Denpasar (Antara Bali) - Kinerja Pemkot Denpasar pada 2010 yang dinilai baik, telah membuat Kementerian Keuangan memberikan penghargaan berupa dana sebanyak Rp27 miliar.

"Kami menilai bentuk penghargaan yang diberikan Kementerian Keuangan itu adalah hal yang pantas bagi kinerja Pemkot Denpasar," kata I Ketut Resmiyasa, juru bicara Fraksi Indonesia Raya (FIR) DPRD Kota Denpasar, saat membacakan nota politik pada sidang paripurna DPRD Denpasar, Kamis.

Dia mengatakan, pihaknya juga memberikan "acungan jempol" atas kinerja pemkot yang berprestasi tersebut.

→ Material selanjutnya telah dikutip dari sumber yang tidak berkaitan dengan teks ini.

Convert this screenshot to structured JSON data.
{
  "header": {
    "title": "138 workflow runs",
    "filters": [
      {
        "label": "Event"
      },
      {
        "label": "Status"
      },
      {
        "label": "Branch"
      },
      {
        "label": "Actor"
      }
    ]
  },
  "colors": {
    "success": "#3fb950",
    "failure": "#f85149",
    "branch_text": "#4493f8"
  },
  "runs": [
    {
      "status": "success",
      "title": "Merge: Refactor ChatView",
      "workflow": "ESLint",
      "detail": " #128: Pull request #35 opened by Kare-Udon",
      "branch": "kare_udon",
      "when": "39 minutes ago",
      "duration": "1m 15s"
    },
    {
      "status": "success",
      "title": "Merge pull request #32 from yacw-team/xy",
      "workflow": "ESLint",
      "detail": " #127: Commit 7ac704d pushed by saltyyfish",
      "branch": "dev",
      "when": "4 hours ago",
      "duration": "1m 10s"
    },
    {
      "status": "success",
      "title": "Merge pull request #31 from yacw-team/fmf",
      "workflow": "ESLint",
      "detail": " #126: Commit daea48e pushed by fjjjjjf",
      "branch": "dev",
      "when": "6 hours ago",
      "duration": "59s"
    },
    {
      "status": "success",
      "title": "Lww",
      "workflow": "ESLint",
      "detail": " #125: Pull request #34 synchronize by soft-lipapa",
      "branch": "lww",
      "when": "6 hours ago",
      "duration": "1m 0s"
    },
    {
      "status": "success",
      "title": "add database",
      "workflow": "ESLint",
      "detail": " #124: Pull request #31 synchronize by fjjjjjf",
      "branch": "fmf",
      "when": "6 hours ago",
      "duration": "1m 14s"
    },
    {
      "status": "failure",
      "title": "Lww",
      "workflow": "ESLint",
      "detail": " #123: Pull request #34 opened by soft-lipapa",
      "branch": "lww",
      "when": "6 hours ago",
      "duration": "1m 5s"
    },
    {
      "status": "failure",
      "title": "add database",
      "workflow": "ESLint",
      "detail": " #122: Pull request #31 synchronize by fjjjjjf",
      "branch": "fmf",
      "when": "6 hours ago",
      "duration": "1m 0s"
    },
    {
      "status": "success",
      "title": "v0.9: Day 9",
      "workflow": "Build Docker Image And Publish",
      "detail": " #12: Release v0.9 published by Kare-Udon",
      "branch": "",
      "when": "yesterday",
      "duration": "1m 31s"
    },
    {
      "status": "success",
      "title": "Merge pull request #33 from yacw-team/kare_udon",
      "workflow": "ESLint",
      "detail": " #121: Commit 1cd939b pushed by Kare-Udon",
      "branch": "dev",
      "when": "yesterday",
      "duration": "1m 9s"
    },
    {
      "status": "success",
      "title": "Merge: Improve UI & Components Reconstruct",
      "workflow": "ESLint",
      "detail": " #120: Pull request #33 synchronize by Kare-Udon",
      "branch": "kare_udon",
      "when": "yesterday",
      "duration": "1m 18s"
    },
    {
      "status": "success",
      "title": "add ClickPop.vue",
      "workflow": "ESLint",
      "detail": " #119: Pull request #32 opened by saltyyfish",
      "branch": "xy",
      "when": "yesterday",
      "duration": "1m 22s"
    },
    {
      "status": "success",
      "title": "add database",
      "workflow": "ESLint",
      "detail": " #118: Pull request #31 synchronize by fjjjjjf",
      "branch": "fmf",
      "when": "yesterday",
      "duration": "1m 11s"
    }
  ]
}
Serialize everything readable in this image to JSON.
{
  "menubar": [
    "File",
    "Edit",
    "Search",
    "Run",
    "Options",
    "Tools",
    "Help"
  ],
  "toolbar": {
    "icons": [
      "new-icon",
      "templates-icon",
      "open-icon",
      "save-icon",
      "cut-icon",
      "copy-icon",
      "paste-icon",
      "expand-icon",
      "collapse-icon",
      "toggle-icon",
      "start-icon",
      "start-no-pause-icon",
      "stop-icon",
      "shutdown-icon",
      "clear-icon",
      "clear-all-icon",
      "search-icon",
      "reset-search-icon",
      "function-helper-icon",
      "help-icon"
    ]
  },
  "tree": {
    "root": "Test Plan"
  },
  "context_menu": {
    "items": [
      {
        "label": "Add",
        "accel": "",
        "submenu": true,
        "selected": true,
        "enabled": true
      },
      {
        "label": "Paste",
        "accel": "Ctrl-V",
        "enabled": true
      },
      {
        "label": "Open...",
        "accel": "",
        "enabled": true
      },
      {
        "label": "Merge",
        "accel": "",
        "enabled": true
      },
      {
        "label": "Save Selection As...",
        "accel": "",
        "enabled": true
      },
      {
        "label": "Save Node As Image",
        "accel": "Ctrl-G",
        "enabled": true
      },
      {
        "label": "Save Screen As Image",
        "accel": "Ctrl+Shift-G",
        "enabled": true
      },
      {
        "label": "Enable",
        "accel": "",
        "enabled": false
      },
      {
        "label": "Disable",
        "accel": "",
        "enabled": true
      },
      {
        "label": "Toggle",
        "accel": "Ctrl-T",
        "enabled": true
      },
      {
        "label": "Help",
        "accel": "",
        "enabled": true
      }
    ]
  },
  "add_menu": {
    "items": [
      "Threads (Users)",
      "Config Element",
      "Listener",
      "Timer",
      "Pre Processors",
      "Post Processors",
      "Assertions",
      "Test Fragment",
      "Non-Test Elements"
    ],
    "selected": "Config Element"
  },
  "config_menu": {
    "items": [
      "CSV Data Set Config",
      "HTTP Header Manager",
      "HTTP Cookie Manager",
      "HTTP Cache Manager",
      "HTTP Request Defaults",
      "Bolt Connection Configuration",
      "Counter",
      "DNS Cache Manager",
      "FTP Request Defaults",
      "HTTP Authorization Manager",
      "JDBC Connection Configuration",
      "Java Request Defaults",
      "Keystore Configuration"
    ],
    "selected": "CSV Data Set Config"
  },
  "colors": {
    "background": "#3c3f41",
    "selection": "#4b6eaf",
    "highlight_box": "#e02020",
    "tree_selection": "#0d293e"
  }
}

Kinerja yang baik tersebut, tambahnya, menunjukkan keseriusan pemerintah setempat dalam pembangunan bidang keuangan, pendidikan dan ekonomi.

"Akan tetapi kami berharap penghargaan yang diperoleh itu bisa dimanfaatkan untuk kesejahteraan masyarakat sesuai aturan yang berlaku," ucapnya mengharapkan.

Ketua Pansus Laporan Keterangan Pertanggungjawaban (LKPJ) AA Gede Mahendra mengatakan, kinerja yang memuaskan Pemkot Denpasar itu ditunjukkan dengan terpenuhinya segala target sesuai dengan program.

"Kami mengimbau supaya kinerja yang baik itu diteruskan dan dapat dipertahankan pada tahun berikutnya," katanya.

Dia mengatakan, meski kinerja sudah baik, namun ada beberapa bidang yang harus mendapat perhatian. Salah satunya adalah masalah kependudukan.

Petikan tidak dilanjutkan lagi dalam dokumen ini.